Scientist Develop Novel Compound That Shows Promise in Targeting “Undruggable” MYC Protein for Cancer Therapy

By Tosin Clegg

Anyone familiar with the cancer research space is no stranger to the famous MYC family of proteins. These proteins are notorious regulators of cellular processes and have long been the focus of significant interest among cancer researchers, all with a common goal: to target or regulate them. In healthy state, MYC proteins are essential for cell proliferation and various other critical biological functions. However, they often go awry, placing them at the center of the majority of human cancers.

In recent breakthrough research led by OLUWATOSIN OBISESAN, the researchers identified a novel compound with the ability to target and regulate MYC, a protein long considered “undruggable.” This discovery, published in the Journal of Medicinal Chemistry, offers new hope for developing more effective cancer therapies.

The Challenge of Targeting MYC
MYC has been a thorn in the flesh of researchers for decades. While it is well established that cancer treatment would greatly benefit from regulating this family of proteins, there are currently no direct inhibitors of these protein available for patient treatment.
“MYC is implicated in about 70% of human cancers and developing a drug that can regulate this protein will revolutionize cancer treatment as we know it. Unfortunately, MYC’s lack of a suitable binding pocket for drug molecules has hindered the development of inhibitors that regulates it via direct engagement, which explains why there are currently no MYC inhibitors in the clinic available for patient use” explains Obisesan, a leading researcher in the field.

Despite these challenges, Obisesan and collaborators have successfully identified a novel compound named MY05, that selectively targets MYC in cells and disrupts its interactions.

“It was thrilling to find that MY05 engages MYC in cancer cells and regulates its activities. Even more exciting was our discovery of the compound’s potency in reducing tumor growth in animal model” Obisesan states.

The researchers employed a robust approach, starting with computer-aided screening of chemically diverse drug-like compounds. This process led to the identification of an initial compound, which led to the synthesis of a library of seven compounds, from which MY05 emerged as the lead most promising candidate.

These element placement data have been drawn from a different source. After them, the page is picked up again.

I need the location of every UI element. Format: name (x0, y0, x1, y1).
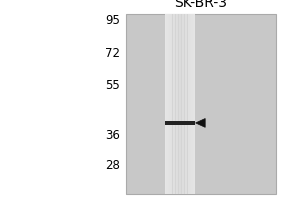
Bar (183, 14, 184, 194)
Bar (194, 14, 195, 194)
Bar (188, 14, 189, 194)
Bar (174, 14, 175, 194)
Bar (180, 14, 181, 194)
Bar (171, 14, 172, 194)
Polygon shape (196, 119, 205, 127)
Bar (178, 14, 179, 194)
Bar (173, 14, 174, 194)
Bar (169, 14, 170, 194)
Text: 55: 55 (105, 79, 120, 92)
Bar (184, 14, 185, 194)
Bar (168, 14, 169, 194)
Bar (186, 14, 187, 194)
Bar (179, 14, 180, 194)
Bar (165, 121, 195, 125)
Bar (170, 14, 171, 194)
Bar (167, 14, 168, 194)
Text: SK-BR-3: SK-BR-3 (175, 0, 227, 10)
Bar (191, 14, 192, 194)
Text: 28: 28 (105, 159, 120, 172)
Bar (189, 14, 190, 194)
Bar (185, 14, 186, 194)
Bar (172, 14, 173, 194)
Text: 72: 72 (105, 47, 120, 60)
Bar (182, 14, 183, 194)
Bar (187, 14, 188, 194)
Bar (193, 14, 194, 194)
Bar (181, 14, 182, 194)
Bar (169, 14, 170, 194)
Bar (176, 14, 177, 194)
Bar (166, 14, 167, 194)
Bar (165, 14, 166, 194)
Bar (177, 14, 178, 194)
Bar (190, 14, 191, 194)
Bar (192, 14, 193, 194)
Bar (165, 14, 195, 194)
Bar (126, 14, 276, 194)
Text: 95: 95 (105, 14, 120, 27)
Bar (175, 14, 176, 194)
Text: 36: 36 (105, 129, 120, 142)
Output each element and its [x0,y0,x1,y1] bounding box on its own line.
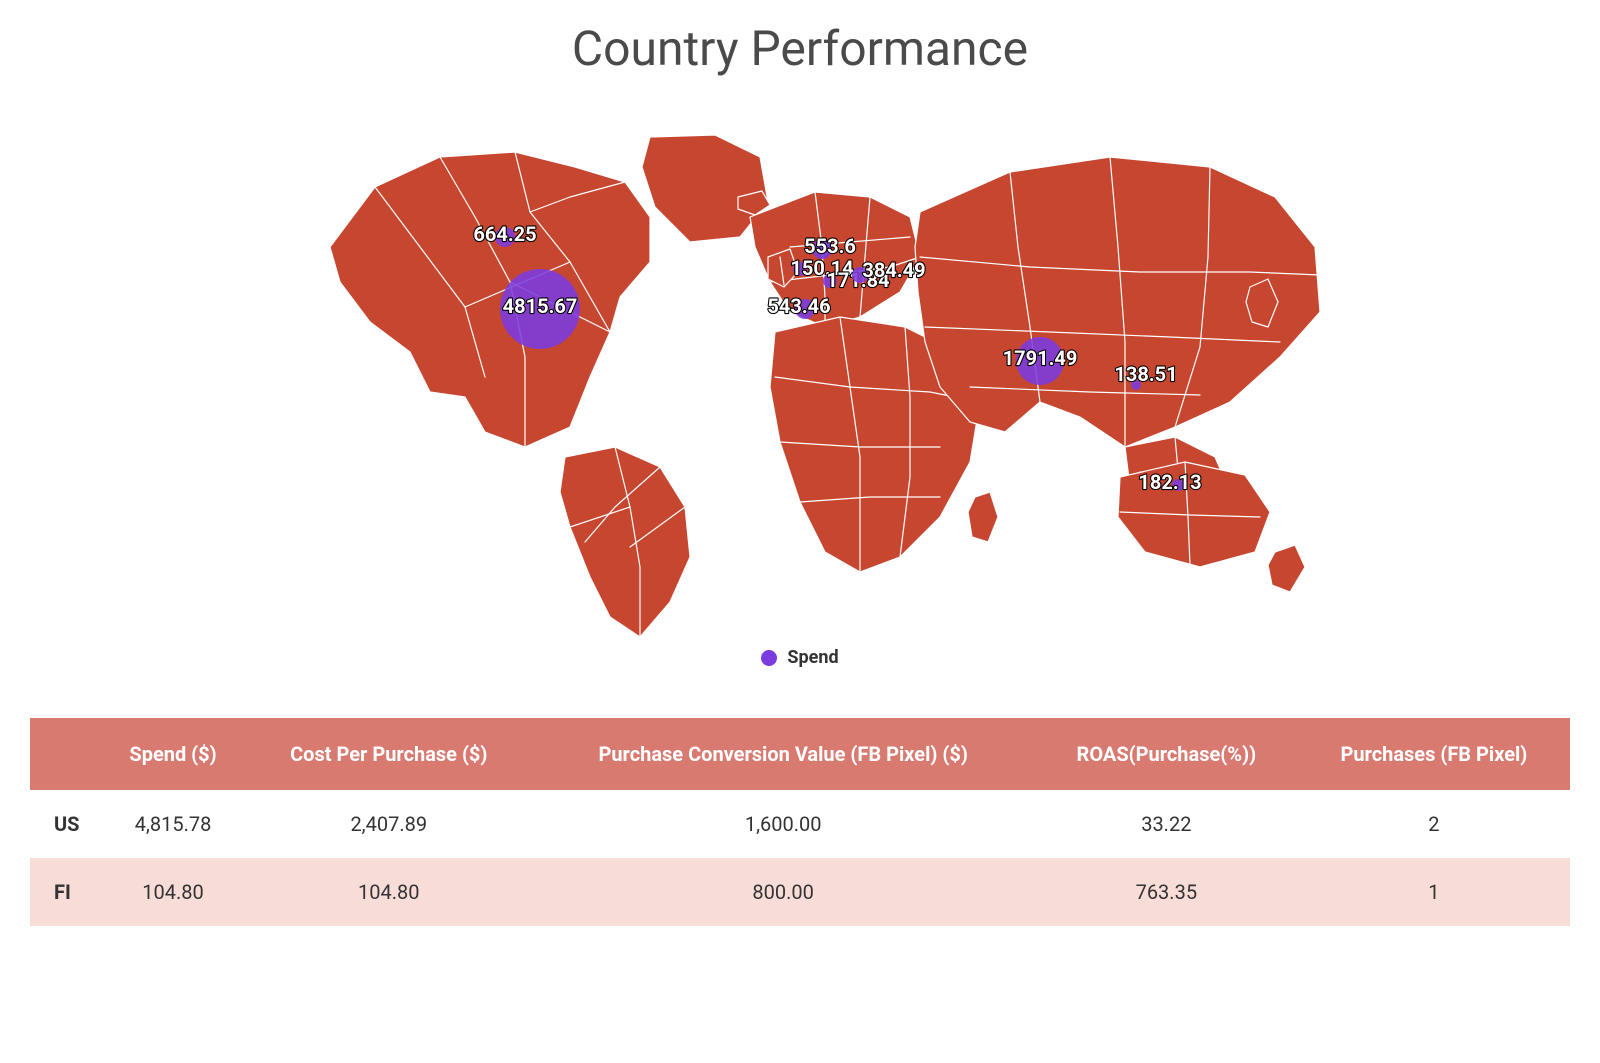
map-bubble-label-se: 553.6 [804,234,856,258]
table-header-row: Spend ($)Cost Per Purchase ($)Purchase C… [30,718,1570,790]
map-bubble-label-es: 543.46 [767,294,830,318]
row-cell: 763.35 [1035,858,1298,926]
row-cell: 1 [1298,858,1570,926]
table-row: US4,815.782,407.891,600.0033.222 [30,790,1570,858]
legend-label: Spend [787,647,838,668]
row-cell: 104.80 [100,858,246,926]
table-header-cell: Spend ($) [100,718,246,790]
row-cell: 2,407.89 [246,790,531,858]
table-header-cell: Purchase Conversion Value (FB Pixel) ($) [531,718,1034,790]
country-performance-table: Spend ($)Cost Per Purchase ($)Purchase C… [30,718,1570,926]
row-cell: 104.80 [246,858,531,926]
table-body: US4,815.782,407.891,600.0033.222FI104.80… [30,790,1570,926]
map-bubble-label-au: 182.13 [1138,470,1201,494]
row-cell: 1,600.00 [531,790,1034,858]
map-bubble-label-in: 1791.49 [1003,346,1078,370]
row-country-code: FI [30,858,100,926]
row-cell: 2 [1298,790,1570,858]
row-country-code: US [30,790,100,858]
table-header-cell: Cost Per Purchase ($) [246,718,531,790]
row-cell: 4,815.78 [100,790,246,858]
map-bubble-label-ca: 664.25 [473,222,536,246]
table-header-cell: Purchases (FB Pixel) [1298,718,1570,790]
map-bubble-label-us: 4815.67 [503,294,578,318]
legend-swatch [761,650,777,666]
row-cell: 800.00 [531,858,1034,926]
map-legend: Spend [30,647,1570,668]
map-bubble-label-vn: 138.51 [1114,362,1177,386]
map-bubble-label-pl: 384.49 [862,258,925,282]
world-map-container: 4815.67664.251791.49553.6150.14171.84384… [30,97,1570,637]
table-row: FI104.80104.80800.00763.351 [30,858,1570,926]
world-map: 4815.67664.251791.49553.6150.14171.84384… [270,97,1330,637]
table-header-cell: ROAS(Purchase(%)) [1035,718,1298,790]
page-title: Country Performance [30,20,1570,77]
row-cell: 33.22 [1035,790,1298,858]
table-header-cell [30,718,100,790]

Implications and Future Directions
“There are over 200 types of human cancers with unique dynamics. Many research efforts have gone into finding cures for these cancers, including works from our lab, but we are still a long way from the finish line. In the United States alone, the financial burden of cancer is in billions of dollars. The narrative becomes worse when we consider the number of cancer-related deaths annually which is about 600,000 in the US.” says Obisesan.

“Cancer is a leading cause of death worldwide, and the plethora of distinct cancer types does not help matters. This is why identifying a target for MYC is such a big deal. If we can successfully regulate this one protein that drives the progression of about 70% of all these distinct cancer types, imagine the world of difference we can make in patients’ lives. That’s one treatment option that thousands of people will potentially benefit from irrespective of their cancer type. The discovery of MY05 takes us a step closer to this goal” Obisesan explains.

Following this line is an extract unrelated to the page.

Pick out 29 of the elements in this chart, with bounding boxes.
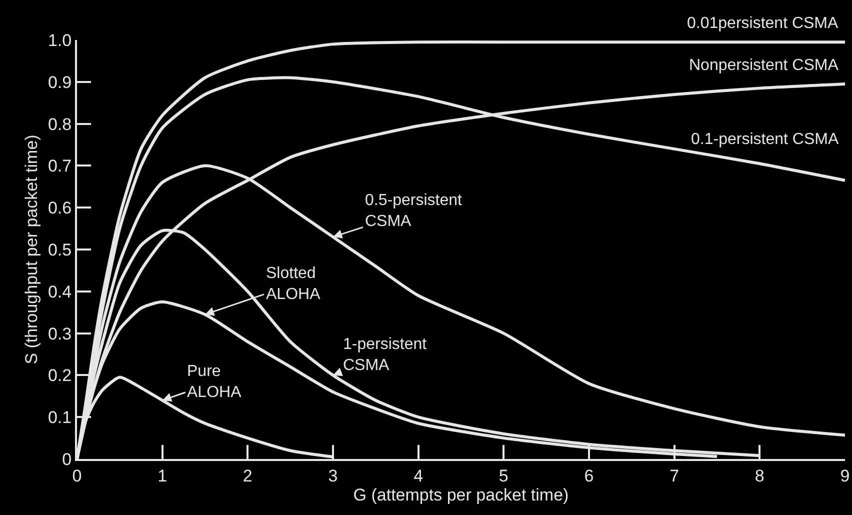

Obisesan’s expertise as a biological chemist in the field of cancer biology is evident in her approach to this research and her other works in identifying and modulating key pathways in oncology towards the development of novel therapeutics to advance cancer treatment.

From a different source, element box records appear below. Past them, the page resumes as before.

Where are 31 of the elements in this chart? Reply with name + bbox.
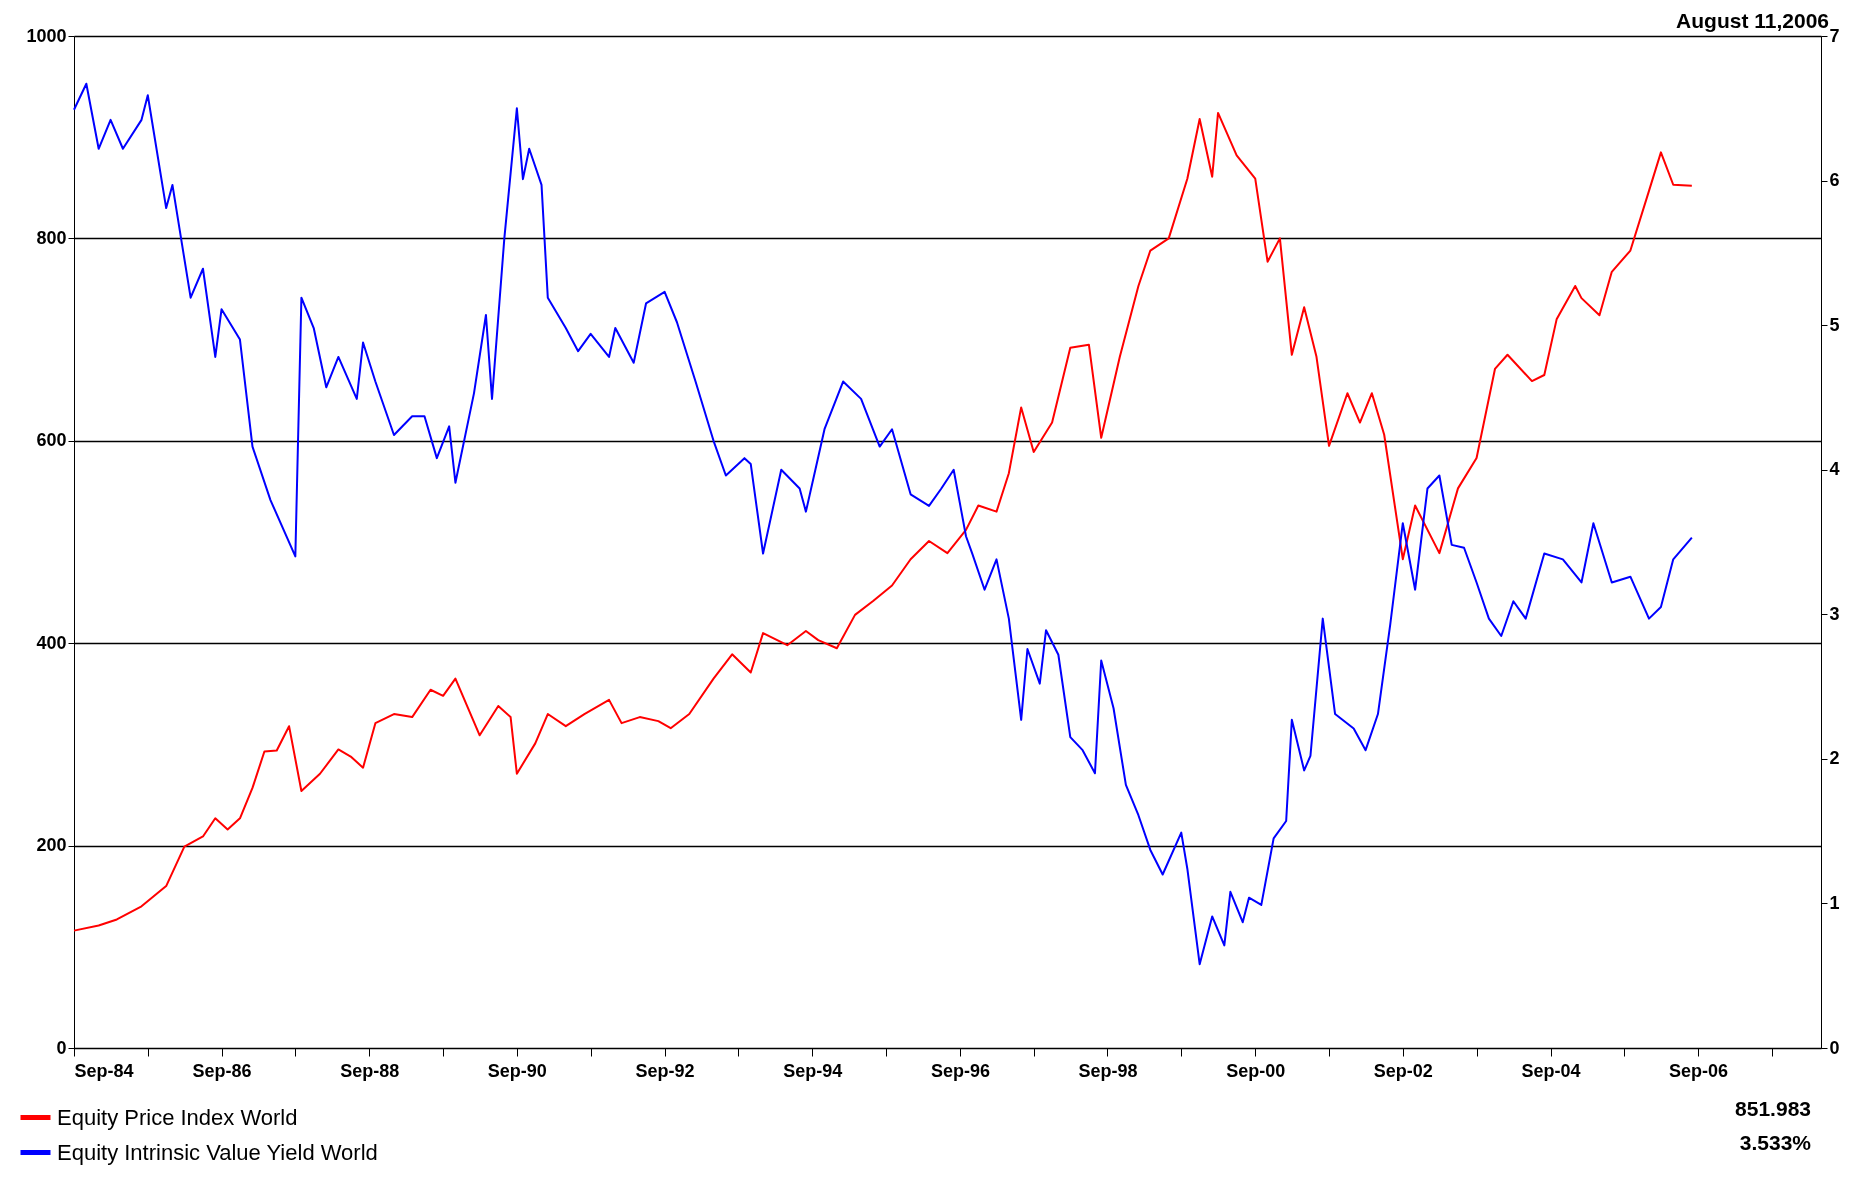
y2-tick-label: 4 — [1829, 459, 1840, 480]
y-tick-label: 400 — [36, 632, 67, 653]
x-tick-label: Sep-02 — [1373, 1060, 1433, 1081]
x-tick-label: Sep-98 — [1078, 1060, 1138, 1081]
text: 3.533% — [1739, 1131, 1812, 1154]
y-tick-label: 600 — [36, 430, 67, 451]
x-tick-label: Sep-84 — [74, 1060, 134, 1081]
y-tick-label: 1000 — [26, 25, 67, 46]
y-tick-label: 800 — [36, 227, 67, 248]
x-tick-label: Sep-94 — [783, 1060, 843, 1081]
y-tick-label: 0 — [56, 1037, 67, 1058]
y2-tick-label: 1 — [1829, 892, 1840, 913]
x-tick-label: Sep-06 — [1669, 1060, 1729, 1081]
x-tick-label: Sep-00 — [1226, 1060, 1286, 1081]
y-tick-label: 200 — [36, 835, 67, 856]
x-tick-label: Sep-92 — [635, 1060, 695, 1081]
y2-tick-label: 6 — [1829, 170, 1840, 191]
y2-tick-label: 2 — [1829, 748, 1840, 769]
x-tick-label: Sep-90 — [487, 1060, 547, 1081]
legend-label: Equity Price Index World — [57, 1104, 298, 1130]
legend-label: Equity Intrinsic Value Yield World — [57, 1139, 378, 1165]
text: 851.983 — [1735, 1097, 1811, 1120]
x-tick-label: Sep-04 — [1521, 1060, 1581, 1081]
y2-tick-label: 5 — [1829, 314, 1840, 335]
y2-tick-label: 0 — [1829, 1037, 1840, 1058]
y2-tick-label: 3 — [1829, 603, 1840, 624]
x-tick-label: Sep-88 — [340, 1060, 400, 1081]
x-tick-label: Sep-86 — [192, 1060, 252, 1081]
x-tick-label: Sep-96 — [930, 1060, 990, 1081]
text: August 11,2006 — [1676, 9, 1829, 32]
y2-tick-label: 7 — [1829, 25, 1840, 46]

“Research in our lab is at the intersection of chemistry and biology. We employ both organic and inorganic compounds, attacking different cancer types from different angles” says Obisesan while explaining her research work.

Obisesan has worked on multiple projects leading to peer-review publications on the use of inorganic and organic compounds as anticancer agents. One of the other strategies she employs in her multifaceted approach toward cancer drug discovery involves the study of cancer metabolism. Through a successful collaboration, Obisesan and team of dedicated researchers were able to exploit breast cancer’s dependence on oxidative phosphorylation and glycolysis to identify a synergistic approach to trigger cancer cell death. The result of this intriguing research was published in the reputable Journal of Biological Chemistry.

Speaking on her drive for advancing cancer research, Obisesan speaks on the importance of approaching cancer research with the patient in mind. “Cancer is a real issue that affects real people and researchers cannot afford to be out of touch with this reality. This is why it’s important that we communicate breakthrough findings in a timely manner. Not only does it help other scientists advance their works, but it also makes information available to the people who need it the most— the patients” says Obisesan.
To ensure her work remains accessible, Obisesan not only publishes her findings in reputable journals but also presents them at scientific symposiums and conferences. She has received two separate grants to present her research to the scientific community at Sanford Burnham Prebys where she was recognized as a “Rising Star” and Vanderbilt-Ingram Cancer Centre-two reputable NCI- designated cancer centers in the United States of America-further underscoring the relevance and significance of her research.

There is little doubt that the work of this trailblazing scientist, whose research philosophy is “think patient” will ultimately revolutionize cancer treatment.